The Smolensk Manifesto Proof of the ROA's legitimacy to a select few, and a proof of their irredeemable treachery for all else. The Manifesto was issued during the West Russian War, declaring the ROA's opposition to communism in Russia and hopes for a new republic to replace the Soviet Union. Despite its creation by the hands of desperate German propagandists, the manifesto has remained a core component of our claim to legitimacy. Daily Political Power Gain: +0.15

Stability: +10.00%

Daily Paternalism Support: +0.01

German Military Training Back when the ROA was a mere colonial militia, the Germans insisted on imposing military training and savage discipline onto their subhuman auxiliaries. The West Russian War saw the army's numbers swell with former Red Army veterans, and their mettle tested in desperate battles. As such, the ROA is one of the few professional militaries in Western Russia. Division Organization: +7.5%

Division Recovery Rate: +5.0%

Planning Speed: +7.5%

Turncoat General Our generals and officers share little in common beyond their past as German prisoners of war and a willingness to work with the Germans. Some were driven by a hatred of the Red Army or anger at bad treatment, real or imagined. Others simply saw it as the way out of a prisoners' camp. No matter the reason, and no matter how skilled they are, our generals' treason to the Russian people makes them widely detested men. Recruitable Population Factor: -5%

Division Recovery Rate: -35.0%

War Support: -20.0%

Low Military Morale The Russian Liberation Army would not get far in its quest for national liberation without its armed men. Yet our current army morale is low.Veterans from Moskowien miss home, and worry about their family. their younger comrades find conscription into an army of traitors repulsive. Supplies are low, pay is poor. Many officers avoid the barracks out of fear of mutinous troops. Recruitable Population Factor: -5%

Divison Recovery Rate: -10.0%

War Support: -15.00%

Low Civilian Morale Our army claims to fight to liberate the people of Russia. Alas, our current civilian morale is low. People living within areas we administer find their lives nasty, brutish and short. Food shortages, predatory taxation rackets ran by local soldiers and a general breakdown of law and order make the life of the population hellish. All curse the day the German dogs of the ROA slipped their leash. Political Power Gain: -15%

Stability: -10.00%

Needed Consumer Goods: +10.00%

Negligible Corruption Sincerity is the way of Heaven. Our current corruption level is low.Paralegal means can be helpful in the Russian Anarchy, where governmental resources are often stretched thin. Nevertheless, our state has cracked down on most sources of corruption. While this may make our dealings with Moskowien harder, it also secures our control of the army by removing competing poles of power.

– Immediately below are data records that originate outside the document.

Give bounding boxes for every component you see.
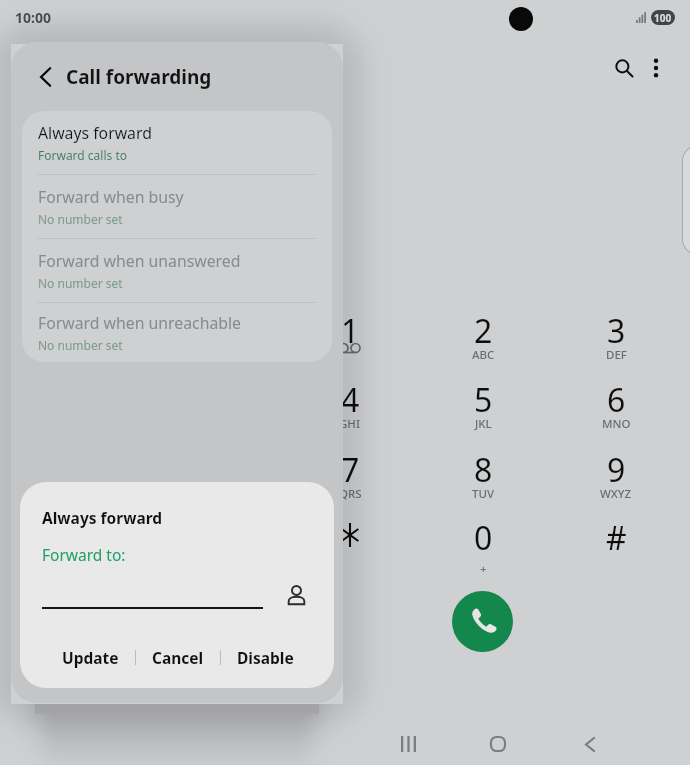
staticText: No number set [38,337,123,353]
button[interactable]: 5 [425,361,541,427]
button[interactable]: Choose contact [276,575,316,615]
staticText: ABC [472,347,495,363]
staticText: 8 [474,448,493,492]
button[interactable]: More options [636,48,676,88]
staticText: Forward when unreachable [38,312,241,334]
staticText: 10:00 [15,8,51,27]
button[interactable]: Back [27,59,63,95]
staticText: Always forward [38,122,152,144]
staticText: 5 [474,378,493,422]
staticText: + [480,561,487,577]
staticText: JKL [475,416,492,432]
staticText: WXYZ [600,486,632,502]
staticText: Cancel [152,647,204,668]
staticText: Forward when unanswered [38,250,241,272]
staticText: MNO [602,416,631,432]
staticText: Forward calls to [38,147,127,163]
button[interactable]: 9 [558,431,674,497]
button[interactable]: 6 [558,361,674,427]
button[interactable]: Recents [384,720,432,765]
staticText: 1 [341,309,360,353]
staticText: 9 [607,448,626,492]
staticText: Update [62,647,119,668]
button[interactable]: 2 [425,292,541,358]
staticText: TUV [472,486,495,502]
staticText: 0 [474,516,493,560]
staticText: 2 [474,309,493,353]
button[interactable]: 1 [292,292,408,358]
staticText: 7 [341,448,360,492]
staticText: Forward when busy [38,186,184,208]
button[interactable]: 7 [292,431,408,497]
button[interactable]: Home [474,720,522,765]
staticText: GHI [339,416,361,432]
button[interactable]: Disable [221,639,310,676]
button[interactable]: Star [292,499,408,565]
staticText: Forward to: [42,544,126,565]
button[interactable]: 0 [425,499,541,565]
button[interactable]: 3 [558,292,674,358]
button[interactable]: Forward when unreachable [22,303,332,362]
staticText: Disable [237,647,294,668]
button[interactable]: # [558,499,674,565]
staticText: # [606,516,627,560]
staticText: Call forwarding [66,64,212,90]
staticText: Always forward [42,507,163,528]
button[interactable]: Always forward [22,111,332,174]
staticText: DEF [606,347,627,363]
button[interactable]: Forward when unanswered [22,239,332,302]
button[interactable]: 4 [292,361,408,427]
staticText: No number set [38,275,123,291]
button[interactable]: Back [566,720,614,765]
staticText: 3 [607,309,626,353]
staticText: No number set [38,211,123,227]
staticText: 6 [607,378,626,422]
button[interactable]: 8 [425,431,541,497]
button[interactable]: Search [604,48,644,88]
staticText: QRS [339,486,362,502]
button[interactable]: Update [46,639,135,676]
button[interactable]: Forward when busy [22,175,332,238]
button[interactable]: Cancel [136,639,220,676]
staticText: 100 [654,11,672,25]
button[interactable]: Call [452,591,513,652]
staticText: 4 [341,378,360,422]
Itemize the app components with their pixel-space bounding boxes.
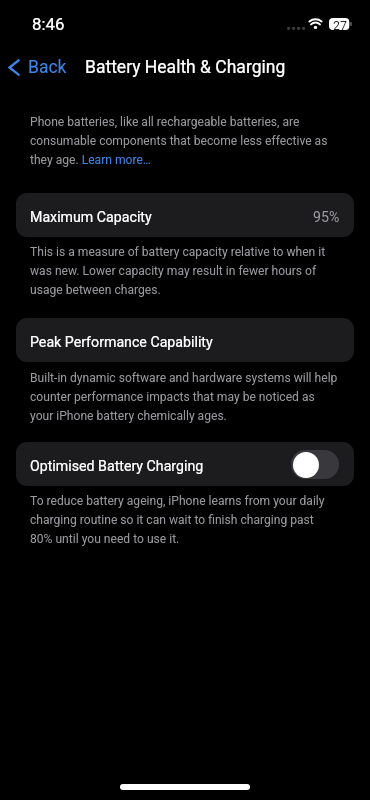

Stability: +5.00%

Inflation Rate Modifier: -0.05%

Taxable Population: +5.00%

Needed Consumer Goods: -5.00%

Quotes[edit | edit source]

Capitulation quote[edit | edit source]

"The traitors will never get to tell their side of the story."

Origins: This quote is original to The New Order.

Trivia[edit | edit source]

  • The Samara game files show that there are two unused leader portraits, one of Viktor Maltzev and one of Wilfried Strik-Strikfeldt.
  • Mikhail Oktan's localization files show that a lot of his focuses were originally named after Maltzev, suggesting that he was an original candidate for the fascist Samara path, before being replaced with Oktan.